I wonder if the opposite is also true. I wonder if Christ is the perfect mother prostitute figure. After all, as a good first century Jew, Jesus would have heard this story. Jesus was formed by this type of story. The God of love was so present with the prostitute that she was able to sacrifice her own desires, her own desire to defeat her rival, so that her son could live.
There are similar anti-sacrificial stories in the Hebrew Scriptures. You might think of Abraham and Isaac. Abraham heard God calling him to sacrifice his son Isaac. But right before Abraham dropped the knife on his son, God stopped him from killing Isaac. The point of that horrific story is that God stopped the sacrifice. God doesn’t want human sacrifice. This is the beginning of the Jewish move away from sacrifice.

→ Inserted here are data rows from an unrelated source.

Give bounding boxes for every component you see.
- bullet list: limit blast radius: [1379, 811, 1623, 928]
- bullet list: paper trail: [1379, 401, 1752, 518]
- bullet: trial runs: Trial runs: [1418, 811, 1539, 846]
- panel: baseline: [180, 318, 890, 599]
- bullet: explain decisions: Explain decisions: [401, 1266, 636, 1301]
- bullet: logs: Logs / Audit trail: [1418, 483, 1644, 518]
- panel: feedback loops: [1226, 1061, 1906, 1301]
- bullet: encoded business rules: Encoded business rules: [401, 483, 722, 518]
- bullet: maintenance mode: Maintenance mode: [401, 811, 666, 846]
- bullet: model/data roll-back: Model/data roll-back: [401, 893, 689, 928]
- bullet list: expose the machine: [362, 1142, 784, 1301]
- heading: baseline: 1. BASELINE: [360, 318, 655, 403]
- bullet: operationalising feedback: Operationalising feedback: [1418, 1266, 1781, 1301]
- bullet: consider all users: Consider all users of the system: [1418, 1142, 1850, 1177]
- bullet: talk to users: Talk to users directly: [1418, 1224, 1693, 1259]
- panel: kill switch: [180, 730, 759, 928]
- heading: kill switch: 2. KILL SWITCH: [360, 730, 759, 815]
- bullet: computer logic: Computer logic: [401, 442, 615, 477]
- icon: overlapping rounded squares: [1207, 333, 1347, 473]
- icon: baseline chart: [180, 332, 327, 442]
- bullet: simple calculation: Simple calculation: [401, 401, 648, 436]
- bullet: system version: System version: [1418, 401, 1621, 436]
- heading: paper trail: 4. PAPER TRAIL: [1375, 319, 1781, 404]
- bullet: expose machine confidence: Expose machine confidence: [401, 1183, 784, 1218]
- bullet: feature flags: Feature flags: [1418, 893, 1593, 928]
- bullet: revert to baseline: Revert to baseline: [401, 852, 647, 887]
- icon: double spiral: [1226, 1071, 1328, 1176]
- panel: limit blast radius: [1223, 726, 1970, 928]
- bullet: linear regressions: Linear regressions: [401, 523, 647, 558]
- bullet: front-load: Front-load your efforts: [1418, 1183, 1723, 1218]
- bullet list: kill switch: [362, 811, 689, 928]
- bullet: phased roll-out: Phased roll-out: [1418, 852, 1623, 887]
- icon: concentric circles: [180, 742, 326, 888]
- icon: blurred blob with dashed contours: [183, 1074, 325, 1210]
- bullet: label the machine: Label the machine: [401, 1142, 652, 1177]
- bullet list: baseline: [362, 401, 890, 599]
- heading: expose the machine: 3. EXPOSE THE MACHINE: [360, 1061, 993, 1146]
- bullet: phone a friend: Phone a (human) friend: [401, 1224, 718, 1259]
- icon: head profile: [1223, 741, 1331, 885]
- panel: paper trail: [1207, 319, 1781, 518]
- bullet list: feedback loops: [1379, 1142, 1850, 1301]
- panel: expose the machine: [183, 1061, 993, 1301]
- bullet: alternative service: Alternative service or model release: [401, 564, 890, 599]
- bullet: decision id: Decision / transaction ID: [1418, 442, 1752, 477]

By the time we get to the story of the prostitutes, God is entirely out of the picture. It’s Solomon, in his wisdom, who suggests the human sacrifice. Couldn’t Solomon have found another way? Couldn’t he have asked the women some questions? Why didn’t he go the scene of the crime to investigate?
No matter. The ultimate point of the story is to show the movement away from human sacrifice that we witness in the Hebrew and Christian scriptures – God has nothing to do with sacrifice. The violent sacrifice of another is a purely human act that is devoid of the true God.
We see the movement in the Gospels. Nowhere do the Gospels say that God demanded his Son to be sacrificed. Rather, similar to Solomon’s suggestion to sacrifice the boy, it was humans who demanded to sacrifice Jesus. The political and religious elite, along with a crowd of folks, demanded that Jesus be crucified.
And Jesus, formed by the love and faith of a prostitute some 900 years before him, chose a nonviolent solution. He decided to be the perfect figura prostitute who gives up her life so that another might live.
That might sound scandalous to some. If so, Jesus might scandalize them more. After all, he did say to some highly religious people who thought they were better than others that, “…the prostitutes are going into the kingdom of God ahead of you.”